Я почувствовал глубокое сострадание к его бедственному положению и решил, что дать ему на чай менее девяти пенсов было бы жестоко и бесчеловечно. И потому я отдал ему один из моих блестящих шиллингов. Монету эту он взял от меня почтительно, с большим смирением, но тотчас же попробовал ее ногтем большого пальца, чтобы убедиться, не фальшивая ли она.

Когда меня сажали в дилижанс, я был смущен, узнав, что меня подозревают в том, что я один, без посторонней помощи, уничтожил весь поданный мне обед. Это стало мне известно из слов той же дамы, стоящей у окна. Обращаясь к кондуктору, она крикнула:

— Джорж! Присмотрите-ка за этим малышом, а то как бы он еще не лопнул в дороге!

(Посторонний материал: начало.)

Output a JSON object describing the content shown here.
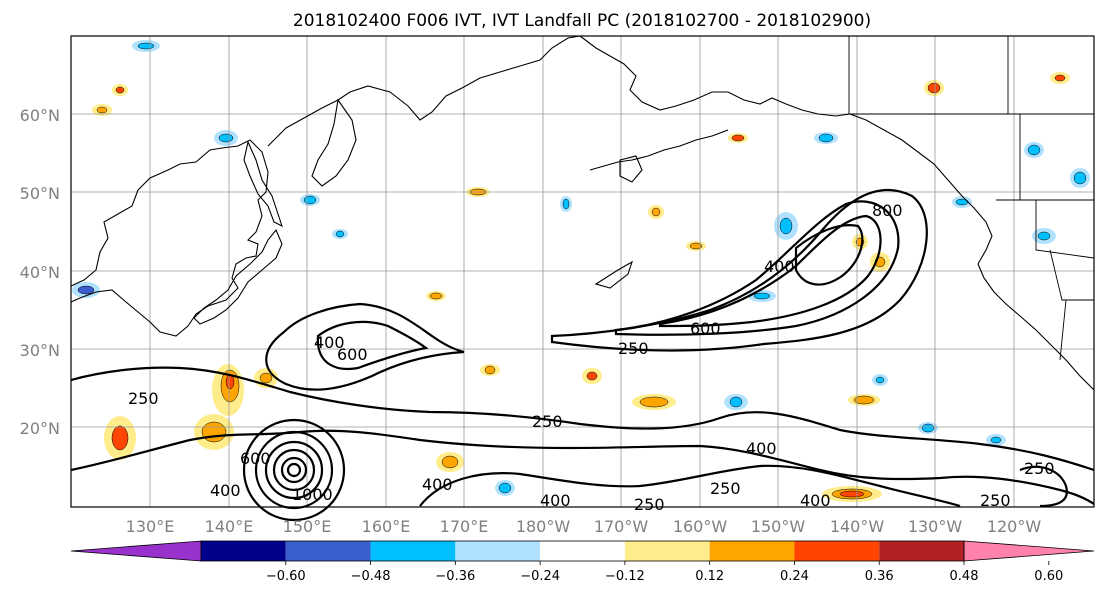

Служанки гостиницы, бывшие по дворе, хихикали, разглядывая меня, как какое-то маленькое чудо. Мой новый злосчастный приятель-официант, снова повеселевший, нисколько не смущаясь, без зазрения совести вместе с другими дивился моему аппетиту. Признаюсь, мне было очень неприятно стать незаслуженно предметом насмешливых шуток кучера и кондуктора. Оба они все уверяли, что лошади из-за меня едва тащат дилижанс и что лучше уж было бы мне ехать в грузовом фургоне. Мои спутники, проведав о моем необыкновенном аппетите, принялись также над ним подтрунивать и приставали ко мне с расспросами, на каких именно условиях принят я в пансион, не будут ли за меня платить вдвое или втрое больше, чем за других мальчиков. Немало и других насмешек в этом роде сыпалось тут на меня. Однако хуже всего было то, что я прекрасно знал, как после всех этих насмешек мне стыдно будет есть и благодаря этому мне, после, в сущности, очень легкого обеда, придется всю ночь голодать; а я тут еще, как назло, в суете позабыл в гостинице все Пиготтины пирожки. Так на самом деле оно и случилось. Когда мы остановились ужинать, у меня нехватало духу сесть за стол, хотя к этому времени я уже очень проголодался. Я примостился у камина и заявил, что есть ничего не буду. Это, однако, не спасло меня от всевозможных новых шуток. Один из моих спутников, с сиплым голосом и грубой физиономией, который в продолжении всей дороги не переставал уписывать бутерброды, делая перерыв только для того, чтобы отхлебнуть из захваченной с собой бутылки, громогласно заявил, что я похож на удава, который столько поглощает зараз, что долго потом не нуждается в пище. Сказав это, сам он набросился на вареное мясо.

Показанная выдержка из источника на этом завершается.